= Belle Eagle, Tennessee =

Unincorporated community in Tennessee, US

Belle Eagle is an unincorporated rural community in Northern Haywood County, Tennessee, United States. Belle Eagle is located seven miles north of Brownsville on Tennessee State Route 54. The Green, Herd, Lee, Lewis, Macon, Mullen, Parks, Taylor, Thornton, Walker, and Williams families were among the early settlers. Some of the land was developed as early as 1820. Much of the area remains in large family farms. The community's name has been attributed to a local gentry who decided upon Belle Eagle after seeing an eagle around its neck in a tree. It is possible this etymology is related to the belled buzzard of American folklore. Numerous supposed sightings of the creature had been made in Tennessee throughout the century, including a notable one in nearby Brownsville.
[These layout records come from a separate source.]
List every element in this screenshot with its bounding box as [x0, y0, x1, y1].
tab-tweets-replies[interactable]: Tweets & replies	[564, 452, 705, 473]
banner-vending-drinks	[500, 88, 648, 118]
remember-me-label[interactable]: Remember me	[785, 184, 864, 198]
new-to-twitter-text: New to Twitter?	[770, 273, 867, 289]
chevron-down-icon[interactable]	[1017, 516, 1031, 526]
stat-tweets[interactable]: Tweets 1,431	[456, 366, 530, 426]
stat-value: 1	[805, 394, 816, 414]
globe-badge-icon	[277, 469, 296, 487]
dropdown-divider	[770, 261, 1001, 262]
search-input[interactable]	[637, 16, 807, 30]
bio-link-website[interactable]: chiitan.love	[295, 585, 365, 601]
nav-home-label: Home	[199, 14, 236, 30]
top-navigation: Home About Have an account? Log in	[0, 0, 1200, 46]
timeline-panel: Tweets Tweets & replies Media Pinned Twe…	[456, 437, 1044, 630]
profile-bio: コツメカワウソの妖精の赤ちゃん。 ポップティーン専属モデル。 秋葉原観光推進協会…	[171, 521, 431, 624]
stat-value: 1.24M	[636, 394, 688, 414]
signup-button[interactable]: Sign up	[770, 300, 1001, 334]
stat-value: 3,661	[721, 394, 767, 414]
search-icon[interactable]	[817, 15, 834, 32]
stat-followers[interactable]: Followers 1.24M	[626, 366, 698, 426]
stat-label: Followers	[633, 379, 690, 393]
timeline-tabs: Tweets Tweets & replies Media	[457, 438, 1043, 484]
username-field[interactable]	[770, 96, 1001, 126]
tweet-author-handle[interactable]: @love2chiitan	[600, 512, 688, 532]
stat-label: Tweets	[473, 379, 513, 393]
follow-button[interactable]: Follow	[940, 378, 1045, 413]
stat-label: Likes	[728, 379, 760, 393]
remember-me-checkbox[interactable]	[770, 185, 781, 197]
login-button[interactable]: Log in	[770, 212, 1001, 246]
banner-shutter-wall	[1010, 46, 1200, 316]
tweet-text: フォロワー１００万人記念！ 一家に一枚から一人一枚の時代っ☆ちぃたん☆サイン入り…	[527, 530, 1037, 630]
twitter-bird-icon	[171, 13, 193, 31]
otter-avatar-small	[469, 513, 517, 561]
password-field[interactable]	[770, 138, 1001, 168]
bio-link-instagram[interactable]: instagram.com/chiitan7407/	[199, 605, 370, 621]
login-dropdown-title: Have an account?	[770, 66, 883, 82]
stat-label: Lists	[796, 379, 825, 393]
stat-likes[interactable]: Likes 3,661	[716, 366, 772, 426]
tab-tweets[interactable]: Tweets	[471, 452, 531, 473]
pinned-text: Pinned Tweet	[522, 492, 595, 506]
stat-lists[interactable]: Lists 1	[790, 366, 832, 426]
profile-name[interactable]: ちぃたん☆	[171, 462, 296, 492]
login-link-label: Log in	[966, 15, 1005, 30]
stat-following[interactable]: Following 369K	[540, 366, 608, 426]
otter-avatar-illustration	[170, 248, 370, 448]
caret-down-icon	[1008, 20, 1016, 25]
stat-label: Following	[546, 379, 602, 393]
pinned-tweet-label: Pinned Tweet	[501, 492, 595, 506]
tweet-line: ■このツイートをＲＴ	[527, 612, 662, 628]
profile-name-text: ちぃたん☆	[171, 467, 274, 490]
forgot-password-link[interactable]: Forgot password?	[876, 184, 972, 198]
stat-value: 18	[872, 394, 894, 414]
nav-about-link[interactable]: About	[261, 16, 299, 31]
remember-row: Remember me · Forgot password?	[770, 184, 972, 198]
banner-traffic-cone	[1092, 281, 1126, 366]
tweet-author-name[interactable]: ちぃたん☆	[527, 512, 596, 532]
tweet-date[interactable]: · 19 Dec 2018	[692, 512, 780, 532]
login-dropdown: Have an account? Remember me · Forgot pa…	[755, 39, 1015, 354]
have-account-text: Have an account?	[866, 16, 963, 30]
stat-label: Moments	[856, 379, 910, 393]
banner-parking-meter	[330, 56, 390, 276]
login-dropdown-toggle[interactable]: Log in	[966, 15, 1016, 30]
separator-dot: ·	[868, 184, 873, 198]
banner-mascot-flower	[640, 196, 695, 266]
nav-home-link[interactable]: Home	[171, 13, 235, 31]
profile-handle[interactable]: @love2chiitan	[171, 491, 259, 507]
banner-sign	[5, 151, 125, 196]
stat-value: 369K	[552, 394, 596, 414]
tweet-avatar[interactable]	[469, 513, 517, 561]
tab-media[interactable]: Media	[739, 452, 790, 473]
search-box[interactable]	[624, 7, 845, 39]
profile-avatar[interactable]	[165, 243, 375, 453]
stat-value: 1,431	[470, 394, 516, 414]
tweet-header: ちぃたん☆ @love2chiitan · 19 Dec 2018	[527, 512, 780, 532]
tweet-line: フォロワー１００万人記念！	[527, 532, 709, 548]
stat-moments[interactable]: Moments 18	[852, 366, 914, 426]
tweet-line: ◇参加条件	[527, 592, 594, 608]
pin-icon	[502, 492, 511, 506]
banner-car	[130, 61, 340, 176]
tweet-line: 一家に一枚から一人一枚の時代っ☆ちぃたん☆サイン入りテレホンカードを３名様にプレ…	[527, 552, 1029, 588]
Businesses through the years included:
- Gristmill owned by Edgar Parks
- Blacksmith Shop operated by Joel Harrell, later by Tom Pruitt
- Barber Shop operated by Z. T. Norman
- Sawmill and Cotton Gin, co-owned by Mrs. Bessie Bradford Sorrelle and A. A. Mann
- General Store operated by Mr. Dedmon, later by Earl Mullen, then Mr. Boggs.
- New Store, built by Earl Mullen also had a laundromat and okra buying center
Nothing remains of the former business center aside from a beauty parlor and a small restaurant, both of which are out of operation. The Mullen store survived until June 1988 when it burned down.

Members of the original families still living in Belle Eagle in 2008 were Bishop, Jameson, Lee, Lewis, Mann, Macon, Roberts, Sorrelle, Sikes, Wiggington and White.

A volunteer fire department is housed in the old one-room Bradford school building which was closed when all schools were consolidated in Brownsville.